I have always maintained a set of echo HTTP(S) services for testing various things. You can always count on your own service to be up when you need it. At some point, I added variants to test different TLS versions and NGINX configurations, including SSL curve configurations.
These all terminate TLS at the NGINX reverse proxy, with a simple NodeJS application server in the backend. It echoes useful things like headers, query parameters, and so on. I try to keep these up all of the time for my own testing, but don't count on them being up for some long lived service.
A standard echo service is great for many things like quickly getting your
external IP, and to test for external internet reachability. I've used this
over the years for multiple purposes -- simply curl and pipe to jq
for processing. You can quickly see if certain headers are being passed as
expected, query parameters, form-fields, or if the site is reachable at all. In
example, if you're writing a http-request library, you can hit this endpoint,
and ensure that your query parameters are coming through as expected. If not,
something is likely wrong in your library. There are numerous similar services,
but for my own work over the years, this has been useful.

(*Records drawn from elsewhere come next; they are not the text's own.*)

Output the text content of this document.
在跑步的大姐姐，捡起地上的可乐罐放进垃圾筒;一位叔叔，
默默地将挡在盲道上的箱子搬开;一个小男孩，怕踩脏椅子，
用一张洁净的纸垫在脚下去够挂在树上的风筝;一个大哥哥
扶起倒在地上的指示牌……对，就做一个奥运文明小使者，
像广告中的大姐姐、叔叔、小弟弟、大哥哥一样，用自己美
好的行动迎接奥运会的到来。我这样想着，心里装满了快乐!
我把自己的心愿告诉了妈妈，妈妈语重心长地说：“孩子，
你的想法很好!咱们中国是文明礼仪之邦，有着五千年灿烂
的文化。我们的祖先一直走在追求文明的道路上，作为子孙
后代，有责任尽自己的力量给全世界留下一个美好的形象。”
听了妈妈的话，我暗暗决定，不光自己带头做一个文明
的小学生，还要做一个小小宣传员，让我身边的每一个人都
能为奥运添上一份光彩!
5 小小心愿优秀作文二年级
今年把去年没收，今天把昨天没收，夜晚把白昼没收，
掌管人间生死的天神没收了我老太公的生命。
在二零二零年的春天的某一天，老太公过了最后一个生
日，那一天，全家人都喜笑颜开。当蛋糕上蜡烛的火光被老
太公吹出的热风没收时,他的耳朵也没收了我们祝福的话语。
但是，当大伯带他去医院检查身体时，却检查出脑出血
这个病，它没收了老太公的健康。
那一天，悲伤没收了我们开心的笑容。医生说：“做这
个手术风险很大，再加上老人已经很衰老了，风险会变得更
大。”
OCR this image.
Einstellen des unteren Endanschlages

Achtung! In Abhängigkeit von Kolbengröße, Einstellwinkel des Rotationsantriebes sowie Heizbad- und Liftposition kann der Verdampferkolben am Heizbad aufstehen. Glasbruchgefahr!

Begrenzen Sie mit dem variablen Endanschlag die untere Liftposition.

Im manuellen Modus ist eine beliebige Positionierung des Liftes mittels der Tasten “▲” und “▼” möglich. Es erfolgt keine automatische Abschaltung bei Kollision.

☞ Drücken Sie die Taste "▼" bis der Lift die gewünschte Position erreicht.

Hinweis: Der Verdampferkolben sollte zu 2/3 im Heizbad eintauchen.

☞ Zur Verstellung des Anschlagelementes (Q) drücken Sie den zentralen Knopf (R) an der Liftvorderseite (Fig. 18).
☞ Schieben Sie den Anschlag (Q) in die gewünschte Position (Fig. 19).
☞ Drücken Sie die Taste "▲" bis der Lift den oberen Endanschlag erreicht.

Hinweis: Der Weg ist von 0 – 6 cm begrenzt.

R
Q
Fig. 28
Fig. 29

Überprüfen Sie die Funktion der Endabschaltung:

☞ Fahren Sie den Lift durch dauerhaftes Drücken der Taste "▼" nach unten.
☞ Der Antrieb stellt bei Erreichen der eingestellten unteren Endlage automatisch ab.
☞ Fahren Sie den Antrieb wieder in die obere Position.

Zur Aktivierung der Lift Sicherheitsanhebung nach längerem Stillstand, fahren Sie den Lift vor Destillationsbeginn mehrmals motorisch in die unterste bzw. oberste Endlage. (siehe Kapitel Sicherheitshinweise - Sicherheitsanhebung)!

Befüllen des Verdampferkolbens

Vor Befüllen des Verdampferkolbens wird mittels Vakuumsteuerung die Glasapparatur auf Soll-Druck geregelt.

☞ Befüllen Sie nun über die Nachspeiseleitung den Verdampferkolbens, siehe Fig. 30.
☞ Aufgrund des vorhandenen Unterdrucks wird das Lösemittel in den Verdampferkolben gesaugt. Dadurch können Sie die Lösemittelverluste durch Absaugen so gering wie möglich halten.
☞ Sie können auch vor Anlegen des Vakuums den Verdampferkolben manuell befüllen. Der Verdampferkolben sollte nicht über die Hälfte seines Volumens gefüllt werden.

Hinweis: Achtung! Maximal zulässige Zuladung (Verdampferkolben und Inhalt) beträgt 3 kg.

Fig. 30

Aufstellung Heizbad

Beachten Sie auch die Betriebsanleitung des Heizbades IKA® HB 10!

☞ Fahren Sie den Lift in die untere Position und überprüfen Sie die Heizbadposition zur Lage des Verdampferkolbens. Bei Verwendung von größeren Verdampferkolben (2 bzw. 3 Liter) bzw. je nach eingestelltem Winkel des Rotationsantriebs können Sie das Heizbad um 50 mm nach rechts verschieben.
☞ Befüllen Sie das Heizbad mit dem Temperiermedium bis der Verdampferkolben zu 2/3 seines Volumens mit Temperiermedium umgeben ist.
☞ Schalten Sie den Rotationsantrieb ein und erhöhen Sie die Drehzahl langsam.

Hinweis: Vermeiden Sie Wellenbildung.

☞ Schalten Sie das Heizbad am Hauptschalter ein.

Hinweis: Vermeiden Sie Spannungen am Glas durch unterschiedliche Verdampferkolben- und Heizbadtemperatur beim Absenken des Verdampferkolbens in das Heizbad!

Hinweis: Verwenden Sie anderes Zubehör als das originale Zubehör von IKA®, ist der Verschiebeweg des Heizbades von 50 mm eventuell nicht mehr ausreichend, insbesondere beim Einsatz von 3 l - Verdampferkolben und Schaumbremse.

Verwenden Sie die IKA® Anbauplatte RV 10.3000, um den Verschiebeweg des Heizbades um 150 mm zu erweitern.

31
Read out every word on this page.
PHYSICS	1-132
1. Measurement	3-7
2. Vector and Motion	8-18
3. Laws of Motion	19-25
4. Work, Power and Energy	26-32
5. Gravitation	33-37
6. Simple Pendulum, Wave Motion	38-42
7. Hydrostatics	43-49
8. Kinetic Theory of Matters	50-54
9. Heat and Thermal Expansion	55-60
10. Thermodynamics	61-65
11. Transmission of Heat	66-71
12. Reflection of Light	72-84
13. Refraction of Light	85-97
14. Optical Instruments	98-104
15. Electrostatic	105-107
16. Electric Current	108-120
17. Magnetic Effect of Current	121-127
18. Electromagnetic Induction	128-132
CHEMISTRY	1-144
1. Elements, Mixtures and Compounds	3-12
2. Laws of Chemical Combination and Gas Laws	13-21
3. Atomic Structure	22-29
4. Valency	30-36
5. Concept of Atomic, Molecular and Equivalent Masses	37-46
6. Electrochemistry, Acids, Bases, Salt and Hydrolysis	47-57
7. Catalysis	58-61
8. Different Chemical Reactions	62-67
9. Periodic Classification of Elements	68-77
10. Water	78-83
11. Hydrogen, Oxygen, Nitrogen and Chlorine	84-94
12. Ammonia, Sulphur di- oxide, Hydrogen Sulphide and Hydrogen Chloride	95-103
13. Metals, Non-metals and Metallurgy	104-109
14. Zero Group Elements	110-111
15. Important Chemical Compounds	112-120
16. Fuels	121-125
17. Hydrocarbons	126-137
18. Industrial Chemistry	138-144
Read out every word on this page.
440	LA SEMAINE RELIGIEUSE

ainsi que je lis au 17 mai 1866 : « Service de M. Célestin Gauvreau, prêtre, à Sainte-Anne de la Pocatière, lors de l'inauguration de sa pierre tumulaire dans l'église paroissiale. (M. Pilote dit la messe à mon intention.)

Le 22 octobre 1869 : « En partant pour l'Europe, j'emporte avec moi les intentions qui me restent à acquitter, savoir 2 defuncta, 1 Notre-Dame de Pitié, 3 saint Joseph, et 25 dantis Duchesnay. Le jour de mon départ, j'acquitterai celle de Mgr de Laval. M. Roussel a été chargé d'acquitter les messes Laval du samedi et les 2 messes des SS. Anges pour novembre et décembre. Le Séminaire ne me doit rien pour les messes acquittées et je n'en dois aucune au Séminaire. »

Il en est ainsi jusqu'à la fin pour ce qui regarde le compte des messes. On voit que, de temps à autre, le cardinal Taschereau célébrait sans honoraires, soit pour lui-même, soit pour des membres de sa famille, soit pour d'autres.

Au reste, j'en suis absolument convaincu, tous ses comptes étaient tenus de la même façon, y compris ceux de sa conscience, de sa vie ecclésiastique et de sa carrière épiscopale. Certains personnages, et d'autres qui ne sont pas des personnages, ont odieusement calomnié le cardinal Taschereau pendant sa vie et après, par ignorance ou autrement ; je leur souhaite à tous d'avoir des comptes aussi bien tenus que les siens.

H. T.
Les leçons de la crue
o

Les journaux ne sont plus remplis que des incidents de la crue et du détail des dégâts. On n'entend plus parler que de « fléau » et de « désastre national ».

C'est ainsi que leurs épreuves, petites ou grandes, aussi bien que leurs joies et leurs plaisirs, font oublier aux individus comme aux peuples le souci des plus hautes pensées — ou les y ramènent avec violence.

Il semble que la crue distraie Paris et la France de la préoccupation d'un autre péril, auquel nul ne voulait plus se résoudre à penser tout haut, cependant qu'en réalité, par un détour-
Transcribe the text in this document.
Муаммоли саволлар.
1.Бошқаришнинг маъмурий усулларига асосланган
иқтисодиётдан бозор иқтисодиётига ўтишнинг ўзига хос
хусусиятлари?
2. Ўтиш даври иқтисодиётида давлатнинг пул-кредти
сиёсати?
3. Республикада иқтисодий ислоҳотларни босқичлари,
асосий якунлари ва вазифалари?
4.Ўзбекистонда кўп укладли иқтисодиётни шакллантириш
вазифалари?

As for the TLS variants, I've used these in the past to ensure that the certain older HTTP-clients cannot be downgraded into using insecure ciphers. I've also used these to test the behavior of NGINX's TLS configurations, to see if a setting behaves the way I expect it to behave.
You can enumerate the the server supported certificates using good old nmap like so:
nmap --script ssl-enum-ciphers echo-tls-1-3.fahmidur.com -p 443
You can also test out the behavior of connecting with an insecure client using openssl s_client like so:
openssl s_client -connect echo-tls-1-3.fahmidur.com:443 -tls1_1
You see that, when we attempt to connect to a TLSv1.3 server, we get a failure, this is the expected result.
CONNECTED(00000003) 40F76ADDD8750000:error:0A0000BF:SSL routines:tls_setup_handshake:no protocols available:../ssl/statem/statem_lib.c:104: ...
A stricter HTTPS server comes at the cost of compatibility with the set of clients that connect to it. You can create a very strict server, but you will almost certainly prevent older clients from being able to connect to your server. This is part of the constant search for balance between security and usability.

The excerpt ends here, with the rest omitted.